Obsession, instead of “family” – is the “ruling” on this blog. What a nightmare – wish we could get answers as to why?
Garpevine and Katie are both good aliases, Kim.
What a difference a few years makes, right Vantard?
I love the humor in Frank Report. Haha the judge preparing a birthday letter to Keith. Great article – also love the clear explanations of what is happening
I don’t know a thing about prison, but wouldn’t one PREFER solitary confinement than to being around violent scumbags who could kill you at any moment?
Gimme a good book or two, I’d be good to go.
You are correct.
Prisoners do all kinds of stuff (claiming suicidal ideation and “attempting to take their life” is one example) to be put in solitary on purpose.
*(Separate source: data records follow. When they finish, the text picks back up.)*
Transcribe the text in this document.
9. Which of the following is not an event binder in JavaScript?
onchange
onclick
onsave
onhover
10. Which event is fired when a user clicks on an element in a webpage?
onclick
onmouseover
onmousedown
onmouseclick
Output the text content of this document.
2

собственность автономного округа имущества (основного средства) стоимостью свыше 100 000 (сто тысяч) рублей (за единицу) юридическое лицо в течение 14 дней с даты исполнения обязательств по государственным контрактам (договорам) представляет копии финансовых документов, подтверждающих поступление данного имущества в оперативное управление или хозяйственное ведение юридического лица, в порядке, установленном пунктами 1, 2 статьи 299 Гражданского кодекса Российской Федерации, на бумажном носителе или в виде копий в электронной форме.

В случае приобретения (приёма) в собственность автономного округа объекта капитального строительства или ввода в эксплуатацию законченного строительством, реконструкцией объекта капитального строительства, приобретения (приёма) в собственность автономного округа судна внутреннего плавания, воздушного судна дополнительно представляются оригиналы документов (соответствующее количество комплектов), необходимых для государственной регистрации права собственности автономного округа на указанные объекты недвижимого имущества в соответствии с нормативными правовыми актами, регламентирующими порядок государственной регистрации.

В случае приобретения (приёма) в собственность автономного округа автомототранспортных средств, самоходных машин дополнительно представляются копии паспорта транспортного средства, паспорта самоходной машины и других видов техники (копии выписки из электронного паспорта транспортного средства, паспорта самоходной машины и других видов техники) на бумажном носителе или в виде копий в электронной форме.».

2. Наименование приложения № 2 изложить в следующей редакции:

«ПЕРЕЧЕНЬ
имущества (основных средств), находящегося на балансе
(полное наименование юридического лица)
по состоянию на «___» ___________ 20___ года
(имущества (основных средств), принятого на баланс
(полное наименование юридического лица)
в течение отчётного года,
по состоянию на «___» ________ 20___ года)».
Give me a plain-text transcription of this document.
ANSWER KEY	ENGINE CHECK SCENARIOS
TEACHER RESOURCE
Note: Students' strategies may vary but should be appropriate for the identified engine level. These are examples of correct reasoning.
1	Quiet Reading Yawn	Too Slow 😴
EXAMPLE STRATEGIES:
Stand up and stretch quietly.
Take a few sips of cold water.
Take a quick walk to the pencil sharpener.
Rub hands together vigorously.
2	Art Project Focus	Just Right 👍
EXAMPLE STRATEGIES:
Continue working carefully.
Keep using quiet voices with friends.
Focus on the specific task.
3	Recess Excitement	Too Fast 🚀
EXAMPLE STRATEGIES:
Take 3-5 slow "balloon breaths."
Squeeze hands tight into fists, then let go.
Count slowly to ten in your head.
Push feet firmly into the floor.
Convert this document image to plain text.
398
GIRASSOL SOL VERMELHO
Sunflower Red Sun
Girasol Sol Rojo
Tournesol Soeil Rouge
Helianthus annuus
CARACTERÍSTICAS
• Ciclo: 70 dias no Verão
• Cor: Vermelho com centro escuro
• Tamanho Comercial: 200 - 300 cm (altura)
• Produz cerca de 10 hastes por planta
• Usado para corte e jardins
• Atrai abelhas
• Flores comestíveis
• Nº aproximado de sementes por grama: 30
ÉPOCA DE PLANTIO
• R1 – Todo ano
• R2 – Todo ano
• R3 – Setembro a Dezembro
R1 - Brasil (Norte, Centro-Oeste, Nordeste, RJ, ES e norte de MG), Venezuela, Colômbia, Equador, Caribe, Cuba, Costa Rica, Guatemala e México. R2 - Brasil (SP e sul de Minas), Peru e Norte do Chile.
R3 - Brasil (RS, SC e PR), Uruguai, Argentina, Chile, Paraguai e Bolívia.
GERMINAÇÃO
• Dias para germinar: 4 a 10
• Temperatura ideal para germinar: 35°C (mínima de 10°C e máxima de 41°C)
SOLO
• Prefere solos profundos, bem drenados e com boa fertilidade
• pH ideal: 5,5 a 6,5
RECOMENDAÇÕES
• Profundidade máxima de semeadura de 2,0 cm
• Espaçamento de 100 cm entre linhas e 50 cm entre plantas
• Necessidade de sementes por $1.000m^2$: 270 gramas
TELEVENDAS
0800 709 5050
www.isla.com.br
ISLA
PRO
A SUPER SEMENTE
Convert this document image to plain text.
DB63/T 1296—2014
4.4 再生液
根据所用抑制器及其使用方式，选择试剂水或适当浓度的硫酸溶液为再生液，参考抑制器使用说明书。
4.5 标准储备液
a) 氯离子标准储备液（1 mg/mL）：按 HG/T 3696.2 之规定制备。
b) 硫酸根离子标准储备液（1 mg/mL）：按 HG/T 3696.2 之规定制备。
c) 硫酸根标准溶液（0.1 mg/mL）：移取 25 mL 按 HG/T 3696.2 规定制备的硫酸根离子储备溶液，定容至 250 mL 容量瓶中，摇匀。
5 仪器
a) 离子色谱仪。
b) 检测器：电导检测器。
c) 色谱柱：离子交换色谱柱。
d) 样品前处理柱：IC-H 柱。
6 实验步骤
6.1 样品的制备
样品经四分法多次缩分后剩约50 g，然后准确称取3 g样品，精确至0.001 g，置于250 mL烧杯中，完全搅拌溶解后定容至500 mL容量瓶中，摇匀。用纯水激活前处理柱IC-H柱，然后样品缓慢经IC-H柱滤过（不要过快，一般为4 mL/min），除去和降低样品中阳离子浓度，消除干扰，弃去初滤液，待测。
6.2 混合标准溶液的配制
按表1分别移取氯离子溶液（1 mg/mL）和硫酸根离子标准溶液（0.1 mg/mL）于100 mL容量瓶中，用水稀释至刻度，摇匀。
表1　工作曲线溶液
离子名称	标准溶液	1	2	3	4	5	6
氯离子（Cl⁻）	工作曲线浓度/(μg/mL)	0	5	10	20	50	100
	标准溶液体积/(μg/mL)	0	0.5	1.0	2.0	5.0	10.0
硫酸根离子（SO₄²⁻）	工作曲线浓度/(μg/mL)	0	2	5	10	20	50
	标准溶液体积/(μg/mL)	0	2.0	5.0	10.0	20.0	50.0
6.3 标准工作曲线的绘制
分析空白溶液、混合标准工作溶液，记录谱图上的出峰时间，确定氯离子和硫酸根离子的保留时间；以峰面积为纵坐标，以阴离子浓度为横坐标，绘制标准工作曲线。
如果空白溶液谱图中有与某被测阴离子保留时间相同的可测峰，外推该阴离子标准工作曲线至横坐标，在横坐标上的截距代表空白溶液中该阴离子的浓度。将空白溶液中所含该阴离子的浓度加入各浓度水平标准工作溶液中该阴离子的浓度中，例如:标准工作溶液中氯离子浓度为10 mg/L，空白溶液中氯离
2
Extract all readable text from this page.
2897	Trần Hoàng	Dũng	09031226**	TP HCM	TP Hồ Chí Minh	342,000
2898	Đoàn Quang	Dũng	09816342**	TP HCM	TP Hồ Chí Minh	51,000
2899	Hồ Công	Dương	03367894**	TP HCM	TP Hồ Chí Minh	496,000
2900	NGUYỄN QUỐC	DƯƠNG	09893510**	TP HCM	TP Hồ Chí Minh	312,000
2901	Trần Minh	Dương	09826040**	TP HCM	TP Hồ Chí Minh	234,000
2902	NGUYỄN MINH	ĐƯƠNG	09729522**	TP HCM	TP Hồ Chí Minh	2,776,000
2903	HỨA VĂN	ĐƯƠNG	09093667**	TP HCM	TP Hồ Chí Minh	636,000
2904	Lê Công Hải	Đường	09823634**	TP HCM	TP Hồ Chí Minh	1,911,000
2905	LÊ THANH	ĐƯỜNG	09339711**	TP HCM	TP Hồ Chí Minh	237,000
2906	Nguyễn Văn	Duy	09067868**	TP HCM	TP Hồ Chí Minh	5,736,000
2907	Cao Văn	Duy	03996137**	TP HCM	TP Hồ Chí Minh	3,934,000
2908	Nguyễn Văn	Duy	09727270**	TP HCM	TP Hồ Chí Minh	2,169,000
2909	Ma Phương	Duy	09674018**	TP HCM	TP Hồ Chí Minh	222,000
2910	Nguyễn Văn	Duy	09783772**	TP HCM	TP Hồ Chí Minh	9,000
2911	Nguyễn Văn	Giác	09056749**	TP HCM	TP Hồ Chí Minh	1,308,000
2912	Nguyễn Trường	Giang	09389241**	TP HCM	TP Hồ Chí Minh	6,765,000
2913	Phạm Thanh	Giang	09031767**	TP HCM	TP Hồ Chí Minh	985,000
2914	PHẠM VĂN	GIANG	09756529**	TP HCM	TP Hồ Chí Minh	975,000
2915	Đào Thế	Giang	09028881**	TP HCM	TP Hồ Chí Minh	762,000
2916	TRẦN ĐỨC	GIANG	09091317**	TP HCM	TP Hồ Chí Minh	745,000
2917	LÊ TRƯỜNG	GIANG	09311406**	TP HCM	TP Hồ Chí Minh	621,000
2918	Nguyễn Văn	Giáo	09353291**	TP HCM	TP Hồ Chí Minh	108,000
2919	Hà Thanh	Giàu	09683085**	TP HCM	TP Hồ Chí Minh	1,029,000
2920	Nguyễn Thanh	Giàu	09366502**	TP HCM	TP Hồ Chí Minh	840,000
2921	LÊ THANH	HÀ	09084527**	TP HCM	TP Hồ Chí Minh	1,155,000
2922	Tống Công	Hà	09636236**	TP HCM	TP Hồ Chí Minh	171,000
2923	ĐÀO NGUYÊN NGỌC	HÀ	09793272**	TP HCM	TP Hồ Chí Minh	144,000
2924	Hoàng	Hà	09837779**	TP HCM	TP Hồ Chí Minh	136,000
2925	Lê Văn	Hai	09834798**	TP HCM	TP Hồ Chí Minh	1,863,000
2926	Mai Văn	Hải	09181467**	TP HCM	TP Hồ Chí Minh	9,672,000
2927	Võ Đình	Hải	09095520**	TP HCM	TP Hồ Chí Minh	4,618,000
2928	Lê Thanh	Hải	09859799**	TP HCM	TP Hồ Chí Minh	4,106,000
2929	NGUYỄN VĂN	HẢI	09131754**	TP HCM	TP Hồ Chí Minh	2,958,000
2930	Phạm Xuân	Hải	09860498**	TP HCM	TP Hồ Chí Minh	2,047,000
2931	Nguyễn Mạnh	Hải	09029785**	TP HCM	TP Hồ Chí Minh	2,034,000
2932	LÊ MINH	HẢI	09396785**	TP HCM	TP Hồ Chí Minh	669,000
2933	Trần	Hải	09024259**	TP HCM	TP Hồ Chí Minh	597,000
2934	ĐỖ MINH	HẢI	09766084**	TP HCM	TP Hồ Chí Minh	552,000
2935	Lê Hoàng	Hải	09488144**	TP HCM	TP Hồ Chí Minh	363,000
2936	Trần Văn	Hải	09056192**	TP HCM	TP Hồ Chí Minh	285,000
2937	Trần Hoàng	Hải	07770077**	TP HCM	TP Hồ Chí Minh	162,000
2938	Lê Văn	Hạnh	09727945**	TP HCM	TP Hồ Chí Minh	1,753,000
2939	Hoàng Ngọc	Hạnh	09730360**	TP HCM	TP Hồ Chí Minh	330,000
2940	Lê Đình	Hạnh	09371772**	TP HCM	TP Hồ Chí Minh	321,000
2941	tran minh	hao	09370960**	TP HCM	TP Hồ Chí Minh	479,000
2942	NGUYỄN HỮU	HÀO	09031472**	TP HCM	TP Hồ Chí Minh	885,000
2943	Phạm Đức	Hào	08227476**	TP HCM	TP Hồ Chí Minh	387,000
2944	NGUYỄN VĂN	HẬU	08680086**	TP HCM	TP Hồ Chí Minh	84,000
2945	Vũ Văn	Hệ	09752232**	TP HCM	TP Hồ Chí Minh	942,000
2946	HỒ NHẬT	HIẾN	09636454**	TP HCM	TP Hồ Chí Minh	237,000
Or better yet to be put in the coveted medical ward.
I wonder how Keith’s 2 fatherless young children celebrate their birthdays? I can muster up some sympathy for them, easily.
Daddy was too busy making child pornography and examining vulva photos to see if Lauren was not grooming her pubes to throw a birthday party for either boy.
What kind of grown man celebrates himself for 10 consecutive days on that scale yearly but never sends child support?
Answer: One that I don’t give a f×ck about spending his old age alone in prison.
Anyway, I heard Keith could get out of solitary if he just finishes up some book reports and makes a plan to heal his breach with Dani. Keith’s just being stubborn.
Well said. And the Dani-twist is both funny and serious.